The Headquarters Building is a three-storey brick building in the Federation Academic Classical style is on the northern corner of the Keswick Barracks site. The facade features two large towers, placed at either end of the building, and a central section with a segmental pediment, containing a coat-of-arms. The towers and the central section feature stucco detailing that imitates rustication. A two-storey colonnade runs between the towers and the central section.

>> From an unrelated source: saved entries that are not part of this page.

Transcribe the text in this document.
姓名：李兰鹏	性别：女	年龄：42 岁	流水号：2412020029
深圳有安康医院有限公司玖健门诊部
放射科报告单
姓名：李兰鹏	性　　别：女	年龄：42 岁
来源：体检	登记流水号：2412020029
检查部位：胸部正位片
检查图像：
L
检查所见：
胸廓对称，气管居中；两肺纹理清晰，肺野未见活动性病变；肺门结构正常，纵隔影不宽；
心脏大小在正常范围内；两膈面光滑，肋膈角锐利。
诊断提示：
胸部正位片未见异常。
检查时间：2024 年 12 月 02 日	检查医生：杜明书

The building is in good condition. It has been used as a military headquarters since completion and has therefore undergone few alterations. An extra floor was added in 1940, but this reflects the development of the army during WWII, and is therefore of significance. A boiler room and toilet block was removed in 1969. (1992)

== Heritage listing ==

The Headquarters Building, Keswick Barracks, built in 1912-13, is significant as the first substantial Commonwealth building constructed in South Australia. It was built as part of a Commonwealth program to expand defence infrastructure following Federation and it has been used for defence purposes since it was completed. The Headquarters Building is a central building at Keswick Barracks, one of the first significant barracks to be established in Australia after the formation of the Australian Army. Keswick Barracks has remained the headquarters of the Army in South Australia.

The Headquarters Building is important as a good example of an early twentieth-century purpose-built military headquarters. Constructed in the Federation Academic Classical style, the building demonstrates attitudes to the design and planning of military buildings in the Federation period.